The informant’s family has never gone to KFC.  The informant says that she believes the story is true, but when she introduced the story, she said it was something that she wasn’t sure about.  This could be since the legend came from the close source of her mother.  Legends like this one about fast food restaurants with tainted food and mysterious chemicals have been very popular on the internet in particular, not necessarily because they are true but because they address the fear of what people are really eating and putting into their bodies.  As people started to move away from cooking their own food, they no longer have the ability of watching their food be prepared, and especially at fast food restaurants where they get their food in such a short time, people start to become suspicious and worried.  The informant, however, goes to other fast food restaurant, but she will never break her rule about KFC.

 

The Curse of the Secret Flan Recipe

Nationality: American
Age: 18
Occupation: College student
Residence: Denver, CO
Performance Date: 4/30/2013
Primary Language: English
Language: Spanish

“Oh yeah so my mom has this secret recipe for flan… that… as I understand it you can make the flan in a third of the time as it usually takes, and it’s… considered the best flan anyone’s ever had… according to people who eat it, but I don’t like flan so I don’t actually know… um… and, yeah, she’s got this secret recipe and everyone she’s ever told this recipe to has like, vanished from our lives, and…”
[“Do you know the recipe yourself?”]
“Myself?  No.  I’ve glimpsed it but I don’t… I didn’t commit it to memory.  Yeah… everyone who’s… who’s read the memory, has been like friends who then move away suddenly, and we never talk to them again…  or like yeah, I don’t know, the worst was when she like… gave my girlfriend the recipe… and… and then yeah… and then she broke up with me.  Eheheheh.”
[“Does everyone in your family now, like, believe the recipe…”]
“I mean, we knew the curse before she told, but she’s like… ‘okay, it’s alright, this will break the curse, and it didn’t…”
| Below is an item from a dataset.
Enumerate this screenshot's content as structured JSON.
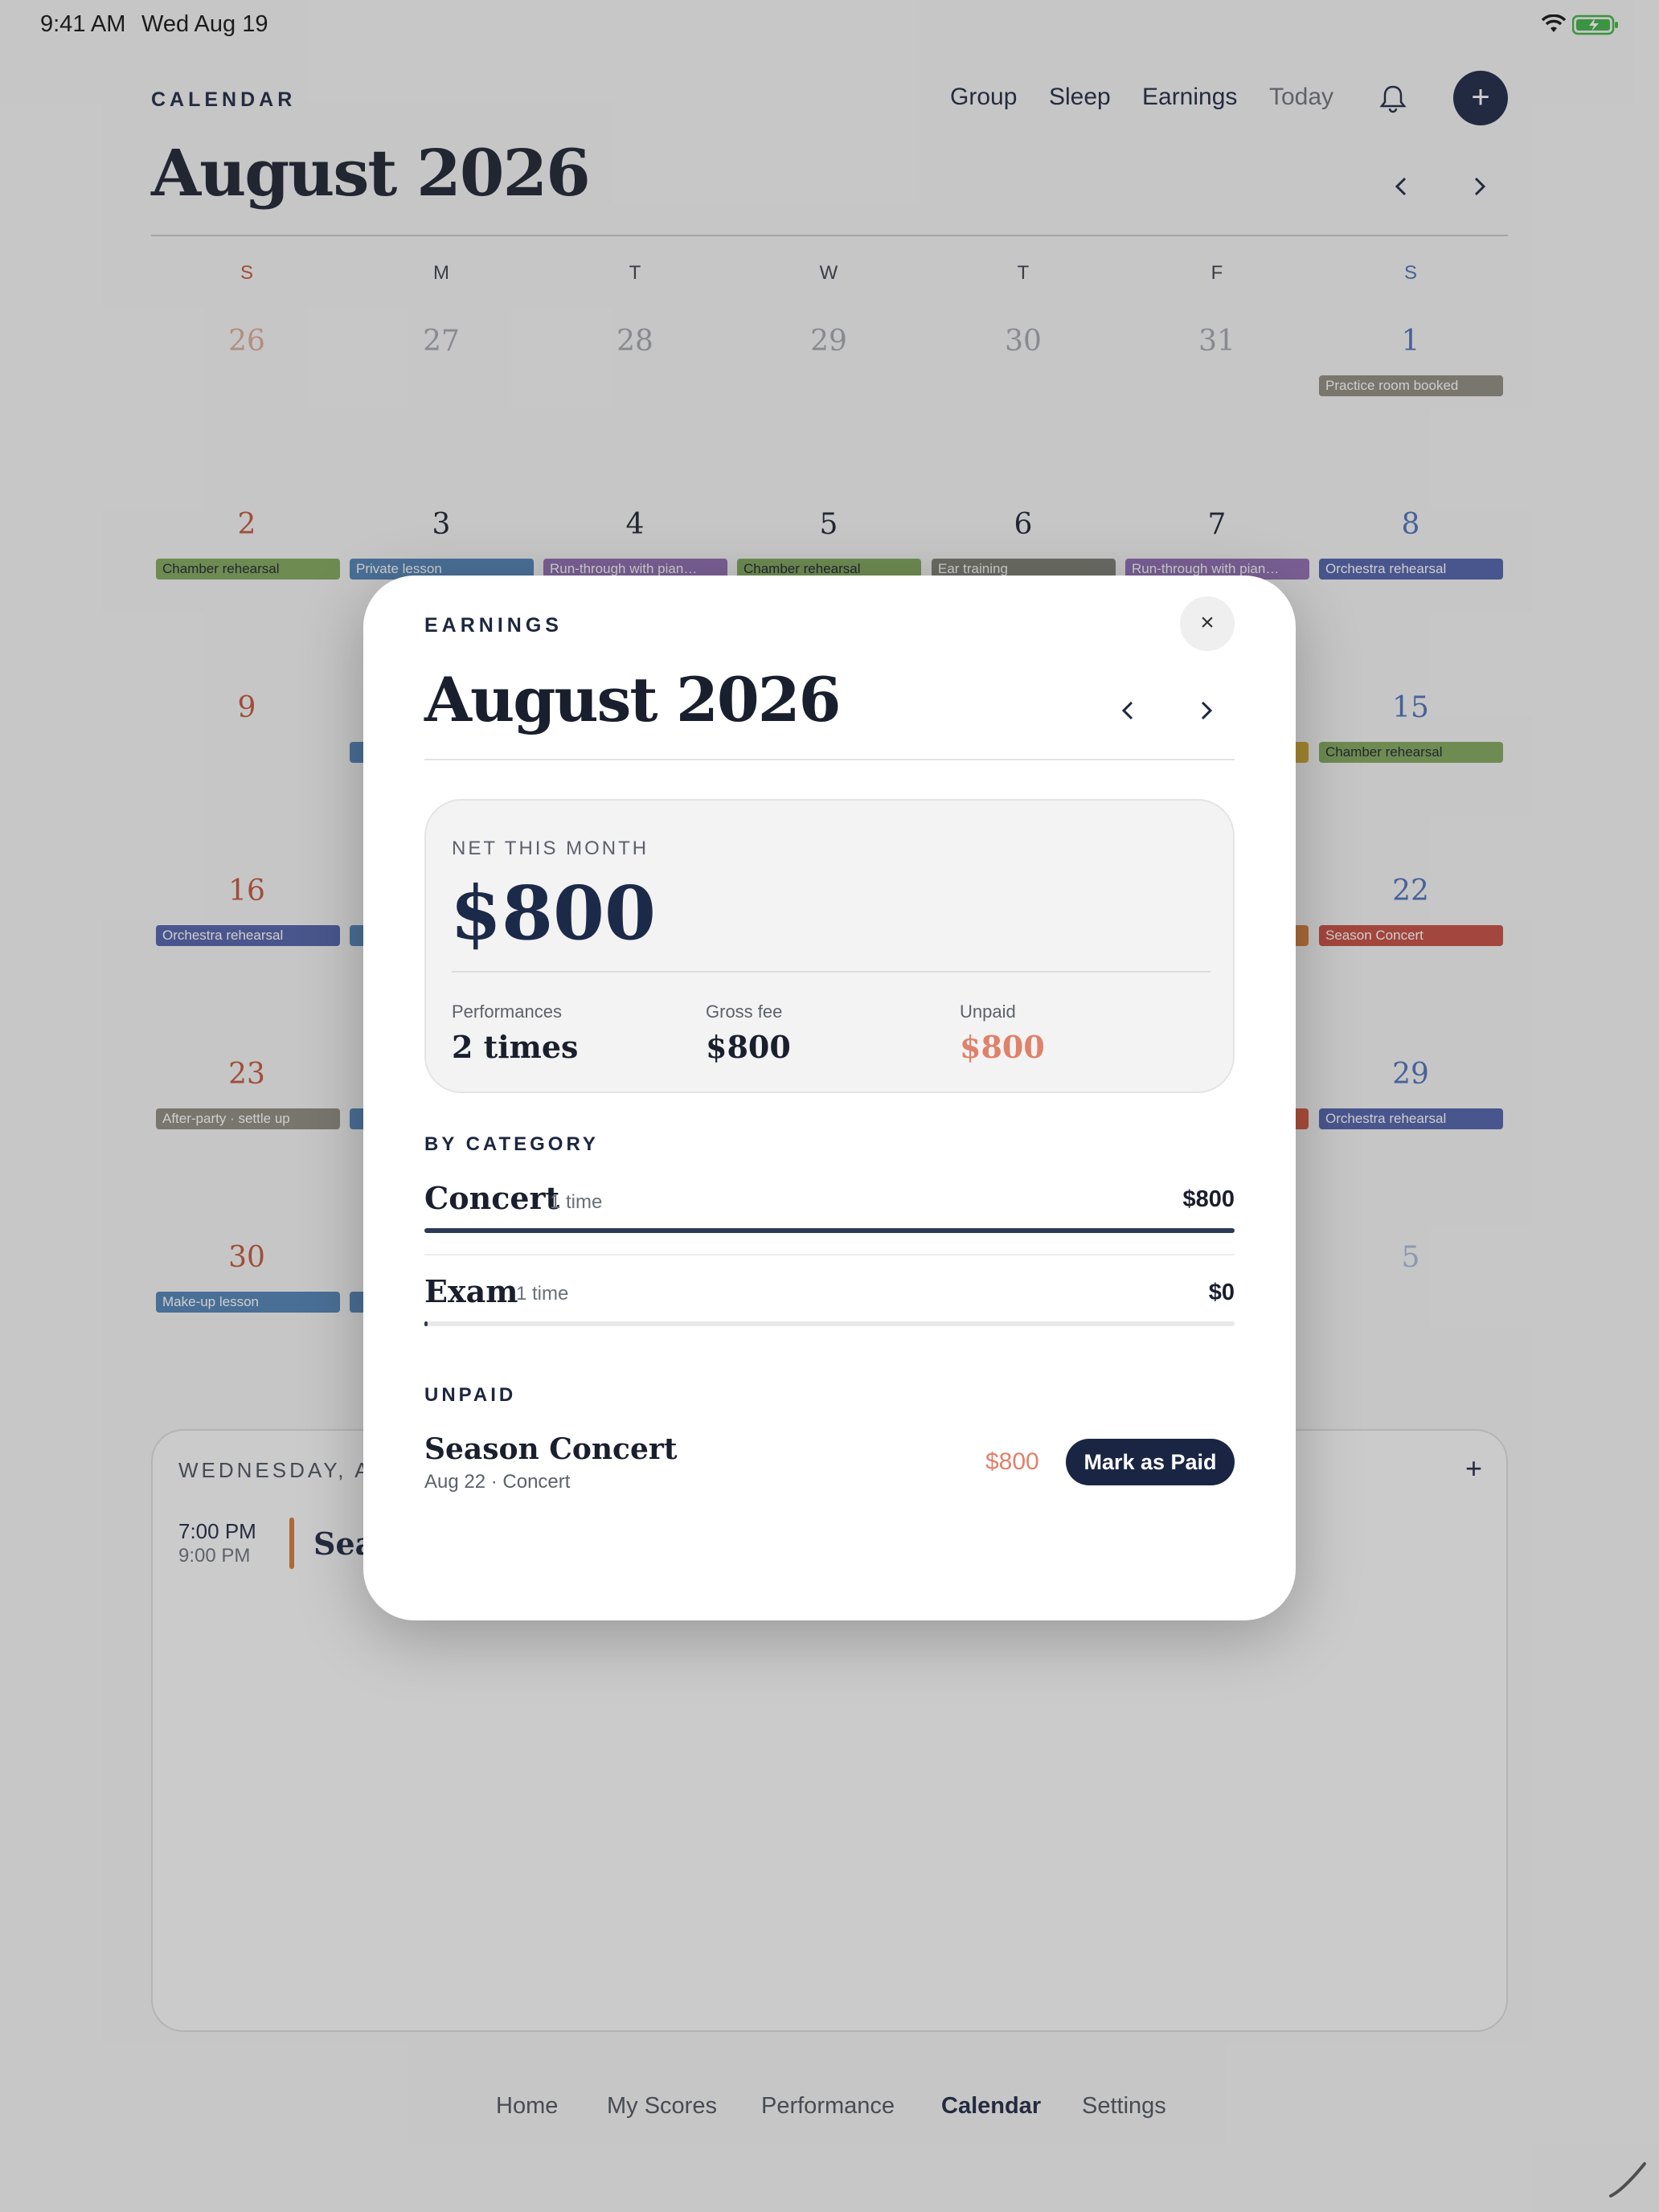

My friend is an Interactive Media and Games major at the University of Southern California.  His father is from Colombia and his mother is from Spain.  He was born in Texas.

This story is about one of his mother’s recipes, and for him, the flan is significant not so much because of its taste or recipe, but for its effect on his family’s friends.  Thus, this is more about the folk belief than the particular foodway.

The curse of the flan does affect his family’s willingness to share the recipe.  Apparently, the times his mother has been willing to give out the recipe have significantly lessened.  But she does believe that there’s a possibility to break the curse.  As the attempt to give it to my friend’s ex-girlfriend demonstrated, however, the curse has not yet been broken.

While the giving of the recipe and the departure of friends might not be correlated, the fact that my friend and his family correlate them indicate that there’s some belief that divulging this secret can actually lead to broken friendships.  Since they believe in the curse, my friend’s family might not share as much as they could with their friends in order to maintain relationships.
One thought that I had while listening to the story is that it reflects a belief in distance for maintaining healthy friendships (not completely, but to some extent).

It’s interesting how my friend, who’s neither tasted nor made the flan, accepts that the curse exists through experience.  There’s no need to explain it with any other factor outside of the giving of the recipe.  Overall, it’s a humorous story and I wonder if the curse will ever be broken.